Some argue that Paul commanded women to practice head coverings because if they didn’t they may be identified with the temple prostitutes in Corinth who didn’t wear one. However, in 1 Cor 11:16 Paul shows that this goes beyond Corinth and is the practice of all churches, everywhere. Just think geographically of the churches that were in existence at this time: Corinth, Phillipi, Thessalonica, Ephesus, Iconium, Caesarea, Antioch and many more. They all practiced head coverings. All these churches have a mixture of Jews and Gentiles fellowshipping in them and are from different cultures. They are spread out geographically over thousands of miles over such places as modern day Israel, Turkey & Greece. Yet, they all hold to the same Christian doctrine regarding head coverings. How can such unity be accounted for except the church understanding head coverings as a command for all Christians?
The Church in Corinth: 150 years later
Tertullian was a Christian apologist who lived from 160-220AD. One of the books he wrote was called “The Veiling of Virgins” in which he argued from Scripture and tradition (of men) that all women are to be covered, not just those that are married. There’s one very helpful statement that he said about the church in Corinth in his day, approximately 150 years after Paul wrote his first letter to them. Let’s take a look at it.

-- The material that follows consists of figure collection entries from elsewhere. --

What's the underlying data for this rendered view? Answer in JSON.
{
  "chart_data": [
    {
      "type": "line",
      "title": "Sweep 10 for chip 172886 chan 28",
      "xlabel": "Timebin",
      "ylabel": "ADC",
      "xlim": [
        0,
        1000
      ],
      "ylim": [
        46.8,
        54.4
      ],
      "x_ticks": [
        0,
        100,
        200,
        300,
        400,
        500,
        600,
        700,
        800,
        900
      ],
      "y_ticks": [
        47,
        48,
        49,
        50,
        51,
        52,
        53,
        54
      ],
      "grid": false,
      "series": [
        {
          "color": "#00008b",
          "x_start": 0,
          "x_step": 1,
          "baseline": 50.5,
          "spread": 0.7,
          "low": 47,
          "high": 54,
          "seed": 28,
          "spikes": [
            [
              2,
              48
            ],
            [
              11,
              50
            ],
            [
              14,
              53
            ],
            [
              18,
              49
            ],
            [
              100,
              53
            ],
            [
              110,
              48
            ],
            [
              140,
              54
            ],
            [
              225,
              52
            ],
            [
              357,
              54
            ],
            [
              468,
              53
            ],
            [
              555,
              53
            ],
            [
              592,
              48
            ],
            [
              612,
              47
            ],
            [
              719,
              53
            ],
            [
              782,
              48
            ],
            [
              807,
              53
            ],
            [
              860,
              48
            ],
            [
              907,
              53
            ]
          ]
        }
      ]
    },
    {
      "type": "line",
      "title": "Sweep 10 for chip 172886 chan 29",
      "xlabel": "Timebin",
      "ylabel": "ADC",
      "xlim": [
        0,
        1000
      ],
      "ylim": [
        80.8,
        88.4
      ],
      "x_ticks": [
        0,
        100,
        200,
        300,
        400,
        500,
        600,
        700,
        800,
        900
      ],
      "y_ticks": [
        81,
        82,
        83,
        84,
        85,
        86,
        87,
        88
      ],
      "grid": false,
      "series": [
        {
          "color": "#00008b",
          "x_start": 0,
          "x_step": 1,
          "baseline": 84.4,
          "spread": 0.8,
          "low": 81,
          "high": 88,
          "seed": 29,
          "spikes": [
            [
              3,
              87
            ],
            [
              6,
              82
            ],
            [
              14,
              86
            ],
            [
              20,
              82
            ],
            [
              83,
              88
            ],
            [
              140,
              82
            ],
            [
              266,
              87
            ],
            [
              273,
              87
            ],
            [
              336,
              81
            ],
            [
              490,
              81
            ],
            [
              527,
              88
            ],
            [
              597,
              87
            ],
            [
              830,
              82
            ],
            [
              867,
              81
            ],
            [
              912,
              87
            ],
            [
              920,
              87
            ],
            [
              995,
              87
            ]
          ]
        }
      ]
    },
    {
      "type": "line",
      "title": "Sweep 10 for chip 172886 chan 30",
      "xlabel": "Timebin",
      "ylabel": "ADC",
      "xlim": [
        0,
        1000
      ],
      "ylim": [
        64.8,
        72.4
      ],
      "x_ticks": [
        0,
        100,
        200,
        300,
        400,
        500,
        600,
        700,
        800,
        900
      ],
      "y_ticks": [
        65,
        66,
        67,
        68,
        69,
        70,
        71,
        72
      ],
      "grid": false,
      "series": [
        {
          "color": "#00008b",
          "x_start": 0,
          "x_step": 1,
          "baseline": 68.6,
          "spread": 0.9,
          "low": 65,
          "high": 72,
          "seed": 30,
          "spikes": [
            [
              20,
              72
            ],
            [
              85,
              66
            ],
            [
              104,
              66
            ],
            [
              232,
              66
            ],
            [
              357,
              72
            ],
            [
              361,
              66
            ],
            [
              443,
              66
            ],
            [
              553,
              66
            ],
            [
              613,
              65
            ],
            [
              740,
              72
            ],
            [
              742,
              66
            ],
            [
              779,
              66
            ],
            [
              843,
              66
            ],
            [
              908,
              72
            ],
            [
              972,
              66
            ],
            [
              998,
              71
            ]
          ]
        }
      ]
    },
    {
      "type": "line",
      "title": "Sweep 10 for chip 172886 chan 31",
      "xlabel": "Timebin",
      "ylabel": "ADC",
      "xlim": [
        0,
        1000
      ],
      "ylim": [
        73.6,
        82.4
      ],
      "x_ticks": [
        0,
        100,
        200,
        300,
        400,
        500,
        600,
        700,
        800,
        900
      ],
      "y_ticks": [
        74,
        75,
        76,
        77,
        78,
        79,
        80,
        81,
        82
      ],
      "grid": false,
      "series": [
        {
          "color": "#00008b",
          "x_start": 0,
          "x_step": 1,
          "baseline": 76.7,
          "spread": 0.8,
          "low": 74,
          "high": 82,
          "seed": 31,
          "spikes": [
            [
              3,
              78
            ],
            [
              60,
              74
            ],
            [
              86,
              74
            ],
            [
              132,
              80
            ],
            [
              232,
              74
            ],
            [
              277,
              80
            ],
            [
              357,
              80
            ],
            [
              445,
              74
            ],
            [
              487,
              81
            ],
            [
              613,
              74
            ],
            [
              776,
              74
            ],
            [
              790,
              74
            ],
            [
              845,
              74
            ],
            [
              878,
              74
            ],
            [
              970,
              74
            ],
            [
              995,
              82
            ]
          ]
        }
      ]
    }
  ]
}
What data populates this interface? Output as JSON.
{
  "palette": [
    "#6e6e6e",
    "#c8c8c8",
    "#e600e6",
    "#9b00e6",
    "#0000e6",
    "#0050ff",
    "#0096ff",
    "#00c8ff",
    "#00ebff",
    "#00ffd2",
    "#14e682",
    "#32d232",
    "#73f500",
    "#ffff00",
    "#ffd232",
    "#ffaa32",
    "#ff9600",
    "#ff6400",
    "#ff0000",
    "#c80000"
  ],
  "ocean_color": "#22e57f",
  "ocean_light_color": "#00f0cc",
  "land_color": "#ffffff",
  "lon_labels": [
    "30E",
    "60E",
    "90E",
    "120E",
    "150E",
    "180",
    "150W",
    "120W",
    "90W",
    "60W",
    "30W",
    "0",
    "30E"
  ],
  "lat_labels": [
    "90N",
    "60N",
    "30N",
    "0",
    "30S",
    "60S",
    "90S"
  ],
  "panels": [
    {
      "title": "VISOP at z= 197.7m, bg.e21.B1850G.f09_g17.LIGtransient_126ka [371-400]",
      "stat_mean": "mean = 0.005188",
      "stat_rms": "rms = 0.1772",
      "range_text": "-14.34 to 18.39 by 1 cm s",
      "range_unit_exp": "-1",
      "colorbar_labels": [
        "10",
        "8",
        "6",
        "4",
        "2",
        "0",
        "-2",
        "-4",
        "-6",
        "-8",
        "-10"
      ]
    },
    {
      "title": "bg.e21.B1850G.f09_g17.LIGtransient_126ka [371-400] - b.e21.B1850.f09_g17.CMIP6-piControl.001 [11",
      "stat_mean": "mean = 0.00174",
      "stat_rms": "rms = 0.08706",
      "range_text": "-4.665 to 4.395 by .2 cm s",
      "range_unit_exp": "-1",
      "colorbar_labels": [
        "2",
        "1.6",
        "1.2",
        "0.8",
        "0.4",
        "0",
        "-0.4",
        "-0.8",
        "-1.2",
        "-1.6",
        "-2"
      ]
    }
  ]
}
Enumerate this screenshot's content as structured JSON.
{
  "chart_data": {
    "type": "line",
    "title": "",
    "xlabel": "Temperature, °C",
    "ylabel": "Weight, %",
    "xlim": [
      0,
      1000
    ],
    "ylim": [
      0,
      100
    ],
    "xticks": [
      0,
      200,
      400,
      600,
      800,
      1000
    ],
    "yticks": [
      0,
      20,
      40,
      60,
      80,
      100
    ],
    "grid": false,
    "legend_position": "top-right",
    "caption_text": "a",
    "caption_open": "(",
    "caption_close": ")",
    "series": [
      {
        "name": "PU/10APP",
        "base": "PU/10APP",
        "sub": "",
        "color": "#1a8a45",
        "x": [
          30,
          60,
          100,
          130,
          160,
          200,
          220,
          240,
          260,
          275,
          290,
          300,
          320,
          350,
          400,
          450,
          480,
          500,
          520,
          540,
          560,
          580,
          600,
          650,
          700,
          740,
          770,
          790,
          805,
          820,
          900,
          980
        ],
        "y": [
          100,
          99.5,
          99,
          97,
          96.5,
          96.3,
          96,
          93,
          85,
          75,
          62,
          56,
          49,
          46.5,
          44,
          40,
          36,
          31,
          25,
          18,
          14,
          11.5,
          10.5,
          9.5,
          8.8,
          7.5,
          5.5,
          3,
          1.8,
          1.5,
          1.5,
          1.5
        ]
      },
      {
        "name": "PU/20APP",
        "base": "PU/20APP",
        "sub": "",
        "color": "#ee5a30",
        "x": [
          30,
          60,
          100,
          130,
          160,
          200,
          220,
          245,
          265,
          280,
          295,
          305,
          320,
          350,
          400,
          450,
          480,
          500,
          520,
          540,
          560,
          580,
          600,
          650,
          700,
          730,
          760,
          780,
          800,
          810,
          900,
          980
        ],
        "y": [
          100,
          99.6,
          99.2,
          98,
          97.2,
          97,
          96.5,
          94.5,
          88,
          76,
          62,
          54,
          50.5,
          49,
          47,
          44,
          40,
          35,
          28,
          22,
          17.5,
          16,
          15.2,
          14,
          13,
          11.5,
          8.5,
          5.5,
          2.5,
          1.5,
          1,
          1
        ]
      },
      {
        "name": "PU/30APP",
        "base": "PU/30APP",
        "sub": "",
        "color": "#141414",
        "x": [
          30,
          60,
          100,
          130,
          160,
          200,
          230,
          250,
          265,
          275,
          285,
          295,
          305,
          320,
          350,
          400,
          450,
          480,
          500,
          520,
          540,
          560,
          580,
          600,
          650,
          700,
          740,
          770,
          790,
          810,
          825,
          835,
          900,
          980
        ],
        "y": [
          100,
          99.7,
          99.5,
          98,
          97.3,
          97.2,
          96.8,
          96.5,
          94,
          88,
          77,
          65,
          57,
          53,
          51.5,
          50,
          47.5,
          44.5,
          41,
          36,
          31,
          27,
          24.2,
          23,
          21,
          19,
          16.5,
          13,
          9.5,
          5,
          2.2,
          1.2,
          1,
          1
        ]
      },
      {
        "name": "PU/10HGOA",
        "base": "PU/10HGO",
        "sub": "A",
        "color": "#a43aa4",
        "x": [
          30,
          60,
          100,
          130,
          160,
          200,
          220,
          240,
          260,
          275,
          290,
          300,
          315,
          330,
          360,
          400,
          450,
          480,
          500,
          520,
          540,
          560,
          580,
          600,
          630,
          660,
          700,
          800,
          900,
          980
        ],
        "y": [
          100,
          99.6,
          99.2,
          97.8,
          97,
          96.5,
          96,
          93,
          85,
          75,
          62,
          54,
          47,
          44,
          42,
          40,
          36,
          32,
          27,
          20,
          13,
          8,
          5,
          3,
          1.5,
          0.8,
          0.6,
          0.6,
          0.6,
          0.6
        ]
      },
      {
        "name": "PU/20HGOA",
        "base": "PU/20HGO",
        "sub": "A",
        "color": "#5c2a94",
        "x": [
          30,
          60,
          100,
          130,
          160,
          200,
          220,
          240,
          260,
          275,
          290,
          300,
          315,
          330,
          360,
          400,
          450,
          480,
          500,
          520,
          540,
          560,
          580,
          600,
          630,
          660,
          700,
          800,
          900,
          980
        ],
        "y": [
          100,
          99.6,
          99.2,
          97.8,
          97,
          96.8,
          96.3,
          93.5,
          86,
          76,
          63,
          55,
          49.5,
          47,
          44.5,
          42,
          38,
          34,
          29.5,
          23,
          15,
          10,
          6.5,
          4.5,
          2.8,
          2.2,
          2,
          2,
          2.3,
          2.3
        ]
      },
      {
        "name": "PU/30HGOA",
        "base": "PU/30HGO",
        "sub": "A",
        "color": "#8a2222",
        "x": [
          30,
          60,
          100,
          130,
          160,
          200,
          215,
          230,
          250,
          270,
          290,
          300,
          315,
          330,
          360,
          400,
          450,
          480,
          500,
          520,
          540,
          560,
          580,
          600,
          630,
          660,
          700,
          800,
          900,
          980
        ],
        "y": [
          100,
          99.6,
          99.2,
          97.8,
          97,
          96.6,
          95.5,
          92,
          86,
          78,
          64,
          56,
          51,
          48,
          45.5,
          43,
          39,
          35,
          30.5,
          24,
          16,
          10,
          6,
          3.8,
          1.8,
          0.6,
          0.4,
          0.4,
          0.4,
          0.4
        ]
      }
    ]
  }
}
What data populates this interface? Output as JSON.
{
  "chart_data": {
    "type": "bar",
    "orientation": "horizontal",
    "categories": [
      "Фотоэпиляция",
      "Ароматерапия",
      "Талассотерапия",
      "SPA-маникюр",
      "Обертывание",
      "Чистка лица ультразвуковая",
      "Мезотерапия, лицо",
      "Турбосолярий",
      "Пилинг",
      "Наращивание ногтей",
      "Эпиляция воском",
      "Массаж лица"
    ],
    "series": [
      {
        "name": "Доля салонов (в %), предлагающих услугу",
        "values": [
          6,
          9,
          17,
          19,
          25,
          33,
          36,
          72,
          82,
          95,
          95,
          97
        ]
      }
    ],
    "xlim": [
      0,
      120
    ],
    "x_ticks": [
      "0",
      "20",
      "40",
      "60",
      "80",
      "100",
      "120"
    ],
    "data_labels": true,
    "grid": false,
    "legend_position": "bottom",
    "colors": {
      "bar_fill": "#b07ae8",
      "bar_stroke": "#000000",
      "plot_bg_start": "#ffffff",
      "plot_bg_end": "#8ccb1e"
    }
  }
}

“So, too, did the Corinthians themselves understand him. In fact, at this day the Corinthians do veil their virgins. What the apostles taught, their disciples approve.” 3) Tertullian – On The Veiling Of Virgins – Chapter VIII.
Having observed the 3rd century Corinthian church first hand, Tertullian in essence says “they understood that Paul meant all women must wear head coverings. That’s evidenced by the fact that to this day that is still their practice.”
This teaching remained the standard practice of most churches throughout the majority of Church History. As R.C. Sproul notes “The wearing of fabric head coverings in worship was universally the practice of Christian women until the twentieth century. What happened? Did we suddenly find some biblical truth to which the saints for thousands of years were blind? Or were our biblical views of women gradually eroded by the modern feminist movement that has infiltrated the Church of Jesus Christ which is “the pillar and ground of the truth”? 4) I haven’t been able to track down the original source of this statement. It is a heavily quoted statement and one such quotation appear’s in Greg Price’s article ‘Head Coverings in Scripture’.
Head coverings are not some new strange doctrine. This is an old doctrine, based in the Bible and understood that way by the majority throughout the history of the church. Head coverings were practiced in all churches and we are the exception today. It’s time to change that.